Внезапно позади нее раздался чистый журчащий звук. Она стояла в двух шагах от молодой яблони, а робин, взлетев на одну из ветвей, разразился короткой мелодичной трелью. Бен Уизерстафф от души рассмеялся.

— Зачем он это сделал? — спросила Мэри.

— Задумал подружиться с тобой, — ответил Бен. — Будь я проклят, если ты ему не приглянулась.

— Я? — удивилась Мэри. Она осторожно подошла к деревцу и запрокинула голову.

— Хочешь стать моим другом? — спросила она птицу так, будто разговаривала с человеком. — Хочешь? — И сказала она это не своим резким высоким голосом и не своим «индийским» повелительным тоном, а таким мягким, умоляющим и исполненным надежды, что Бен Уизерстафф удивился так же, как удивилась она, услышав, как он свистом подзывает птицу.

— Ого, — воскликнул Бен, — да ты, видать, можешь говорить ласково, по-людски, как будто ты и впрямь настоящий ребенок, а не сварливая старуха. Ты с ним разговариваешь, прям как Дикон со своими дикими животными на пустоши.

— Вы знаете Дикона? — Мэри стремительно повернулась к нему.

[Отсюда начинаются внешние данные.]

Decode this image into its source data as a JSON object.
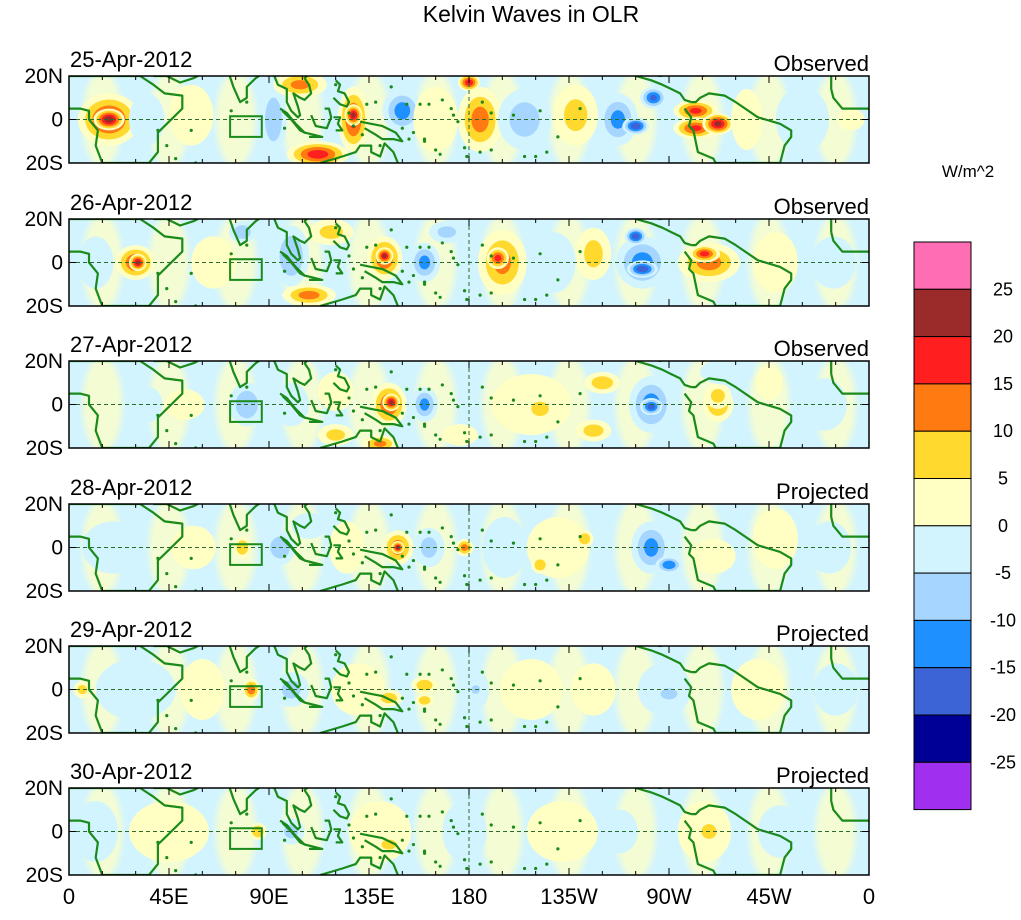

— Кто ж его не знает. Он везде шлёндрает. Его каждый куст и каждая ягода знают. Не сомневаюсь, что лисы спокойно показывают ему свои норы с лисятами и жаворонки не прячут своих гнезд.

Мэри хотелось задать еще несколько вопросов. Дикон возбуждал ее любопытство почти так же, как заброшенный сад. Но как раз в этот миг робин, закончив свою песню, вздрогнул крылышками, расправил их и улетел. Визит был окончен, его ждали другие дела.

— Он перелетел через стену! — воскликнула Мэри, провожая его взглядом. — А теперь через другую, во фруктовый сад! А теперь в тот сад, где нет двери!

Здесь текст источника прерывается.